November 10, 2004

More on the Ufton Train Crash 

The British Health & Safety Executive (HSE) already published an interim report (PDF 80K) with the first results of the investigation on the train crash occurred at Ufton, Berkshire, on Saturday 7 November. The final toll is 7 deaths and 37 injured. From the document, it emerges that at least high-speed trains in the UK have sistem called OTMR (On Train Monitoring Recording) to record speed and other relevant data, like activation of brakes and other controls.

There is no evidence of errors by the railway staff, or faults with the train, level crossing or signalling system. The sole culprit is the man who parked his car on the level crossing.

Trains cannot brake to a stop in any useful distance: on italian railways, it is considered that a train needs at least 600 m to stop completely - not surprising if you consider the kinetic energy of a 500 t body at 120 km/h. In most cases, when the driver sights an obstruction on the track it's too late to do anything about it.
Collisions of trains with road vehicles at level crossing are a somewhat common occurrance - that's why newer railways have no level crossings. Usually, the event ends with destruction of the road vehicle (if it's a car), death of its passengers, and minor to serious damage to the train, with only slight injuries to the train's crew and passengers.
Sometimes the leading wheelset of the train derails at impact, but usually the train stays upright and it does not end in a catastrophic derailment with cars leaving the rails.

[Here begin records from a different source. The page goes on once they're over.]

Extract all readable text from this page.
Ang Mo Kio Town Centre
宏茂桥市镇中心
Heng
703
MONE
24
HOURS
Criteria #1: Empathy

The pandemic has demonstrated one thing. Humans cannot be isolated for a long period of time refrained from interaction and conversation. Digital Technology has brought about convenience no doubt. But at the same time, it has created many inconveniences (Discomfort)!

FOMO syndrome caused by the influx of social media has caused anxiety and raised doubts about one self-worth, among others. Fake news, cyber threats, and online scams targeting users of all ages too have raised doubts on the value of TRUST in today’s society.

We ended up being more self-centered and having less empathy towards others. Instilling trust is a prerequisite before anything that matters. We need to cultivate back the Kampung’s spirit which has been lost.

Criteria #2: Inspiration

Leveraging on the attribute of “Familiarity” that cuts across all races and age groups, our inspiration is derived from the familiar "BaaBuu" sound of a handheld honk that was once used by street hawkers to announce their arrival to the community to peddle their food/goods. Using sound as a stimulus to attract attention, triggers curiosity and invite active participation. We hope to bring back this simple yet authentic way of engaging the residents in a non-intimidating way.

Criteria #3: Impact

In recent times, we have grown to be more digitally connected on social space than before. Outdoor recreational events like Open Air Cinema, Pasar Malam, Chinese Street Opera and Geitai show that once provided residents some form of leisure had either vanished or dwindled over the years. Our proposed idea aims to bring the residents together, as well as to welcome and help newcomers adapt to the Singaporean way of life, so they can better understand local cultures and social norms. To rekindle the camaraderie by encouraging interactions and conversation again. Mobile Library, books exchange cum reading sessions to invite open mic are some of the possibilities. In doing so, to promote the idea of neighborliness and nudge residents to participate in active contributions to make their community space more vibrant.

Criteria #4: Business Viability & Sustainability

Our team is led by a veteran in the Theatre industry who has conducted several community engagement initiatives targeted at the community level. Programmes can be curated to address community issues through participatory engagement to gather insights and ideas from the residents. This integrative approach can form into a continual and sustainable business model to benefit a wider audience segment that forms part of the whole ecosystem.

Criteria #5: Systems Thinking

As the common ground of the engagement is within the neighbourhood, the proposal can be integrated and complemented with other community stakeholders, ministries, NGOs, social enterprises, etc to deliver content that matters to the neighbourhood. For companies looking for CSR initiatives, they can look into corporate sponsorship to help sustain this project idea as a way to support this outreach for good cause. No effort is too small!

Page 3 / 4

In this case, however, it happened: at about 91 m past the level crossing, there is a switch where another track called Down Goods Loop braches from the main one. When a train with a derailed bogie hits a switch (or pointwork... I don't have a deep knowledge of these specific terms in English), bad things will happen. Basically, some wheels/bogies will tend to go in one directions, others in the other. The first such coach will tend to stop abruptly, but the following ones still have a lot of momentum, and so they will leave the tracks, roll over, jump up and such. Here's a photogallery showing the level of damage in the derailment. Many years ago, a freight train with a single broken and derailed axle struck the switches of my village's station: half of the train derailed, and wagons were scattered around tracks and platforms causing huge damage. No casualties because the accident happened at something like 3 am.

This for the technical part. Journalists discovered other weird facts about the Ufton derailment. The Sun, always hungry for scandals and skimpy babes (although its news section and columns are not that bad), says that the suicide drive Brian Drysdale was a sleazy junkie, often doing drugs and into the gay bars scene.
The Mirror, maybe even more scandalistic, reports that the guy spent most of his money on drugs, drinks and picking up boys in gay bars. His personal hygiene is reported to be "appalling" and he left an apartment in such a pitiful state that it needed re-decoration and the bathroom replaced.